Ryan Hagen, Staff Writer
Posted: 10/30/2010 03:41:02 PM PDT
A new study shows Latinos have soured considerably on illegal immigration in the last three years.
In 2007, 50percent of Latinos surveyed told the Pew Hispanic Center that the growing number of illegal immigrants was a positive force for the existing Latino population. In a Pew survey released Thursday, that number had plummeted to 29percent.
Thirty-one percent said illegal immigration had a negative effect, and 20percent said it had no effect.
While the wording of the question changed slightly in 2010 – striking the phrase “growing number” to reflect studies that show illegal immigration declining – several local advocates on different sides of the issue called the change in perception unsurprising.

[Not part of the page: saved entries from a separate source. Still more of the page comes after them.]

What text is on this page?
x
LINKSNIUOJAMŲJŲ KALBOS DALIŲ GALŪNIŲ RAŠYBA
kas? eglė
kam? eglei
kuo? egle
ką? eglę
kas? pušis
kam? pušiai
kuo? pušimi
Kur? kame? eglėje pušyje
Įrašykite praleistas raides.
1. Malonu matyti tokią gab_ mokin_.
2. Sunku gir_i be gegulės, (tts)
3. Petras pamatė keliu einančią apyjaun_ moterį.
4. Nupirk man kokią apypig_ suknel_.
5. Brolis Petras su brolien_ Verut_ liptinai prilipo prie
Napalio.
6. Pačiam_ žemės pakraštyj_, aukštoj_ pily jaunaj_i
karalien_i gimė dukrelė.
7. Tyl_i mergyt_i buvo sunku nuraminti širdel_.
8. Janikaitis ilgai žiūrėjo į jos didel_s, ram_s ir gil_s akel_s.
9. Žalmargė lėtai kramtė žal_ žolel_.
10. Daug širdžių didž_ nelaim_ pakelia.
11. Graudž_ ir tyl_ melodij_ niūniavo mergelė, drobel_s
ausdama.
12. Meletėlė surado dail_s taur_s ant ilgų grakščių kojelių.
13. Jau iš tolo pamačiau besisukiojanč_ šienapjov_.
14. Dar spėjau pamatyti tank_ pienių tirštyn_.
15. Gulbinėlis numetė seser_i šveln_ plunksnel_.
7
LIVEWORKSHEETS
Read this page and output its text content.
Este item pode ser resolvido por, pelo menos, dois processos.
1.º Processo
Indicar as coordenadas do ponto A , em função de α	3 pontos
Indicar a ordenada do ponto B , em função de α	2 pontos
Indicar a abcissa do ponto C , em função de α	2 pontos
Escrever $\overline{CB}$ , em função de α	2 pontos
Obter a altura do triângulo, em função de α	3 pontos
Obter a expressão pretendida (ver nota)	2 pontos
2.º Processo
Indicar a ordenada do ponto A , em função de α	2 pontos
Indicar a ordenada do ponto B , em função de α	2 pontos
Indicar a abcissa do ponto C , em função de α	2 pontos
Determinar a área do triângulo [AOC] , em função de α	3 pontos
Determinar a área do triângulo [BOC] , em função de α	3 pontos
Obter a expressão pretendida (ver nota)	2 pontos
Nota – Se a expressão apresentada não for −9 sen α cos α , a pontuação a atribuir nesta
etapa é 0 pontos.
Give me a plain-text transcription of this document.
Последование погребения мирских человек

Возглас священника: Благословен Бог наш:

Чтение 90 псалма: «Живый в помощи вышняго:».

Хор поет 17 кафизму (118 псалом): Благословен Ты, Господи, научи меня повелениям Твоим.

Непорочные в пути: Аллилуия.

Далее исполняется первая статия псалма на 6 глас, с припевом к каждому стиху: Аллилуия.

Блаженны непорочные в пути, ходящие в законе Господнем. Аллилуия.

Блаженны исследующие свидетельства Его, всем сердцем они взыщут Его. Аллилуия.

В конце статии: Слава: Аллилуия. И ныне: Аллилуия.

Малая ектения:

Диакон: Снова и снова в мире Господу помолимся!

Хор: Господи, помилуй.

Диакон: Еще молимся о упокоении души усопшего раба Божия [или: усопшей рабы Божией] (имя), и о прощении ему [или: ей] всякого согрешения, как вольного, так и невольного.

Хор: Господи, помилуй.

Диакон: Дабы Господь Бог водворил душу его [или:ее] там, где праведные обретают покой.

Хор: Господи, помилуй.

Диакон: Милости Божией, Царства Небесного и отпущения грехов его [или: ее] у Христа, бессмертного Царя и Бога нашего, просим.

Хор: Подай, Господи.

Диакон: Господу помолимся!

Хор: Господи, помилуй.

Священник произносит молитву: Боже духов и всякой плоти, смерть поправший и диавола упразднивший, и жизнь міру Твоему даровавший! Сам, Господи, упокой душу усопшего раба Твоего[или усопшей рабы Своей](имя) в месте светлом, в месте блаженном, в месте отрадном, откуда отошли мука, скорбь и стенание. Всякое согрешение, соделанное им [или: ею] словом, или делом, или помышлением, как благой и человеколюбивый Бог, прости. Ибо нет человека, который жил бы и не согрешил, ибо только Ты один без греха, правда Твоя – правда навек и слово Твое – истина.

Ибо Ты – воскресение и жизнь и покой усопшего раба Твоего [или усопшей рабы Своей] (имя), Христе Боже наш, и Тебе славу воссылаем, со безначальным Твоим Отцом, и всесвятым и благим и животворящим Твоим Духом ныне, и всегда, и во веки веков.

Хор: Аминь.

Those Inland Empire voices diverged significantly, however, when it came to explaining the shift and what it means for immigration policy.
Raymond Herrera, president and founder of a Claremont-based group called We the People, California’s Crusader, said political will has been shifting since 2004.
Herrera said that’s when activists like him began loudly calling for reform, slowly building what he said is a national consensus that illegal immigrants should be deported.
“The Minutemen stood up six years ago and brought the awareness level to the American people,” he said. “It is now at an apex where … enough people have had their American dream stolen (by illegal immigrants).”
The head of a center that provides legal and other assistance to immigrants disagreed.
Emilio Amaya, executive director of the San Bernardino Community Resource Center, said the growing negative attitudes are an understandable but flawed response to a faltering economy.
“In these difficult financial times, even immigrants see themselves competing against new immigrants,” Amaya said. “(But) they don’t really compete because most people, older immigrants, they already have different (job) skills.”
Amaya said illegal immigrants should be fined and “sent to the back of the line,” matching the opinion of 53percent of Latinos. The Pew survey found 13percent of Latinos advocate deportation, while 28percent said illegal immigrants should not be punished.
Political and economic factors often shift Latino opinions of immigration, noted Cherstin Lyon, who studies at Cal State San Bernardino.
“Mexican-American populations have been divided throughout the 20thcentury, and (opinions) largely changed since the 1970s,” she said. “Most famously, Cesar Chavez came under intense attack from others within the Chicano movement because he … encouraged punishments of those hiring illegal immigrants.”